ShoeMakerBox•2mo ago
mgddbsbdbd ddfk,d ,
porphyra•2mo ago
Reminds me of ts_zip by Fabrice Bellard: https://bellard.org/ts_zip/
Dylan16807•2mo ago
> Presciently, Hutter appears to be absolutely right. His enwik8 and enwik9’s benchmark datasets are, today, best compressed by a 169M parameter LLM

Okay, that's not fair.

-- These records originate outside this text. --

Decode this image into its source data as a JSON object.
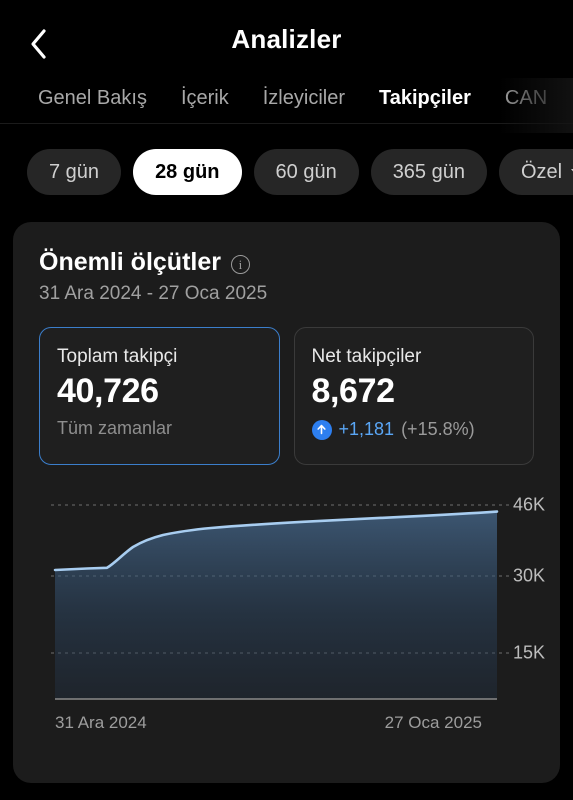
{
  "header": {
    "title": "Analizler",
    "back_icon": "chevron-left-icon"
  },
  "tabs": [
    {
      "label": "Genel Bakış",
      "active": false
    },
    {
      "label": "İçerik",
      "active": false
    },
    {
      "label": "İzleyiciler",
      "active": false
    },
    {
      "label": "Takipçiler",
      "active": true
    },
    {
      "label": "CAN",
      "active": false
    }
  ],
  "date_filters": [
    {
      "label": "7 gün",
      "active": false,
      "caret": false
    },
    {
      "label": "28 gün",
      "active": true,
      "caret": false
    },
    {
      "label": "60 gün",
      "active": false,
      "caret": false
    },
    {
      "label": "365 gün",
      "active": false,
      "caret": false
    },
    {
      "label": "Özel",
      "active": false,
      "caret": true
    }
  ],
  "card": {
    "title": "Önemli ölçütler",
    "info_icon": "info-icon",
    "info_glyph": "i",
    "date_range": "31 Ara 2024 - 27 Oca 2025"
  },
  "metrics": [
    {
      "label": "Toplam takipçi",
      "value": "40,726",
      "sub": "Tüm zamanlar",
      "selected": true
    },
    {
      "label": "Net takipçiler",
      "value": "8,672",
      "delta_icon": "arrow-up-icon",
      "delta_value": "+1,181",
      "delta_pct": "(+15.8%)",
      "selected": false
    }
  ],
  "colors": {
    "accent_blue": "#3b7ecb",
    "line_blue": "#9cc8f0",
    "delta_badge": "#2d7ff0",
    "delta_text": "#5aa6f5",
    "card_bg": "#1c1c1c",
    "page_bg": "#000000"
  },
  "chart_data": {
    "type": "area",
    "title": "",
    "xlabel": "",
    "ylabel": "",
    "x_start_label": "31 Ara 2024",
    "x_end_label": "27 Oca 2025",
    "yticks": [
      {
        "label": "46K",
        "value": 46000
      },
      {
        "label": "30K",
        "value": 30000
      },
      {
        "label": "15K",
        "value": 15000
      }
    ],
    "ylim": [
      0,
      50000
    ],
    "grid": true,
    "legend": "none",
    "series": [
      {
        "name": "Toplam takipçi",
        "x": [
          "31 Ara 2024",
          "1 Oca 2025",
          "2 Oca 2025",
          "3 Oca 2025",
          "4 Oca 2025",
          "5 Oca 2025",
          "6 Oca 2025",
          "7 Oca 2025",
          "8 Oca 2025",
          "9 Oca 2025",
          "10 Oca 2025",
          "11 Oca 2025",
          "12 Oca 2025",
          "13 Oca 2025",
          "14 Oca 2025",
          "15 Oca 2025",
          "16 Oca 2025",
          "17 Oca 2025",
          "18 Oca 2025",
          "19 Oca 2025",
          "20 Oca 2025",
          "21 Oca 2025",
          "22 Oca 2025",
          "23 Oca 2025",
          "24 Oca 2025",
          "25 Oca 2025",
          "26 Oca 2025",
          "27 Oca 2025"
        ],
        "values": [
          32054,
          32100,
          32180,
          32260,
          33100,
          34600,
          35800,
          36500,
          37000,
          37350,
          37620,
          37850,
          38050,
          38200,
          38350,
          38500,
          38650,
          38800,
          38950,
          39100,
          39280,
          39460,
          39640,
          39820,
          40020,
          40250,
          40500,
          40726
        ]
      }
    ]
  }
}
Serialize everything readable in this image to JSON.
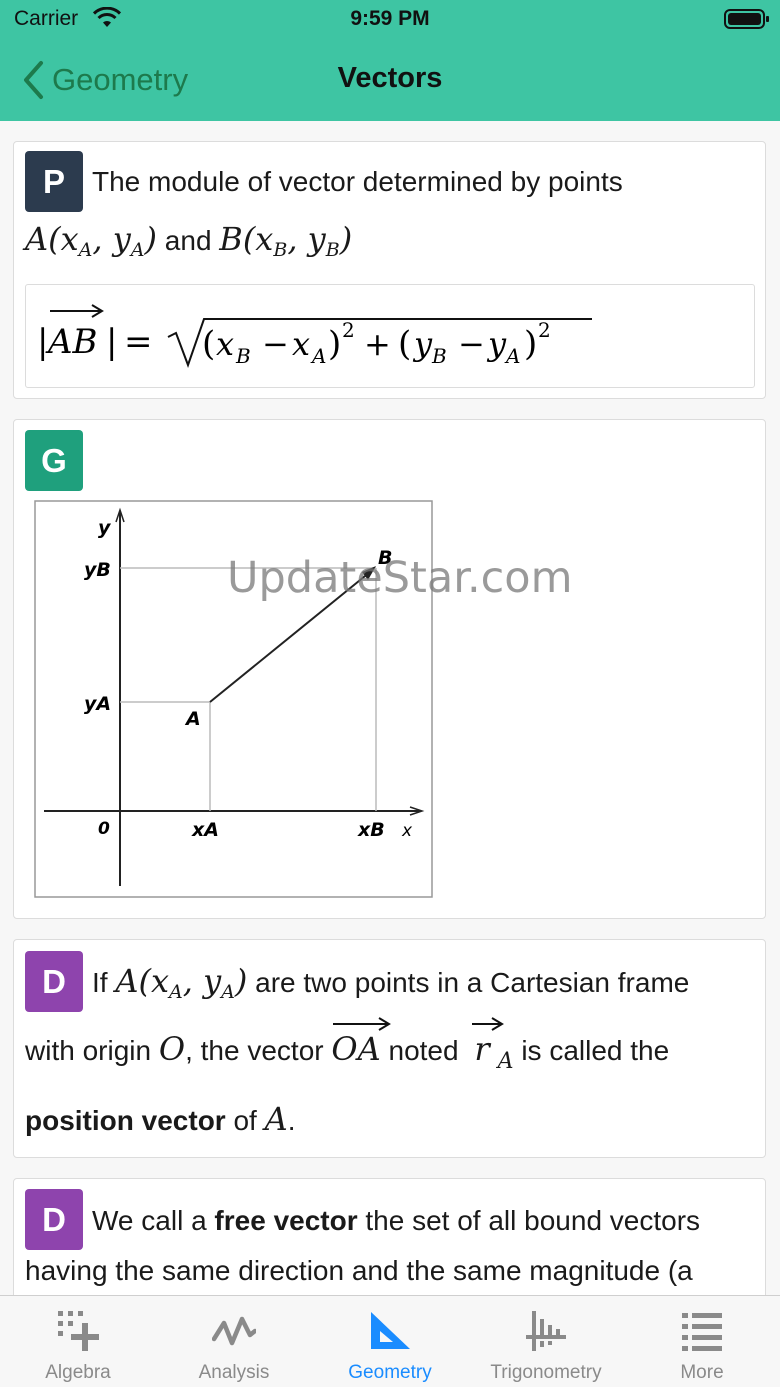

There's a big advantage to having an external compressor and reference file whose bytes aren't counted, whether or not your compressor models knowledge.

More importantly, even with that advantage it only wins on the much smaller enwiki8. It loses pretty badly on enwiki9.

grohan•2mo ago
Bellard has trained various models, so it may not be the specific 169M parameter LLM, but his Transformer-based `nncp` is indeed #1 on the "Large Text Compression Benchmark" [1], which correctly accounts for both the total size of compressed enwik9 + decompresser size (zipped).

There is no unfair advantage here. This was also achieved in the 2019-2021 period; it feels safe to say that Bellard could have likely pushed the frontier far further with modern compute/techniques.

[1] https://www.mattmahoney.net/dc/text.html

Dylan16807•2mo ago
Okay, that's a much better claim. nncp has sizes of 15.5MB and 107MB including the decompressor. The one that's linked, ts_zip, has sizes of 13.8MB and 135MB excluding the decompressor. And it's from 2023-2024.
vrighter•2mo ago
Yep, this is like taking a file, saving a different empty file named as base-64 encoded contents of the first and claim you compressed it down by 100%.
someplaceguy•2mo ago
> Okay, that's not fair. There's a big advantage to having an external compressor and reference file whose bytes aren't counted, whether or not your compressor models knowledge.

The benchmark in question (Hutter prize) does count the size of the decompressor/reference file (as per the rules, the compressor is supposed to produce a self-decompressing file).

The article mentions Bellard's work but I don't see his name in the top contenders of the prize, so I'm guessing his attempt was not competitive enough if you take into account the LLM size, as per the rules.

Dylan16807•2mo ago
The benchmark counts it but the LLM compressor that was linked in that sentence clearly doesn't count the size.
LunaSea•2mo ago
It is also wrong because the current state of the art algorithm for the Hutter prize is 110 Mb large on enwiki9 and also includes the actual compression and decompression logic.
orbital-decay•2mo ago
Any manually designed algorithm is external to the compressed data, while also being a model for it. It's just designed manually vs the automatic optimization. I'd say the line is pretty blurred here.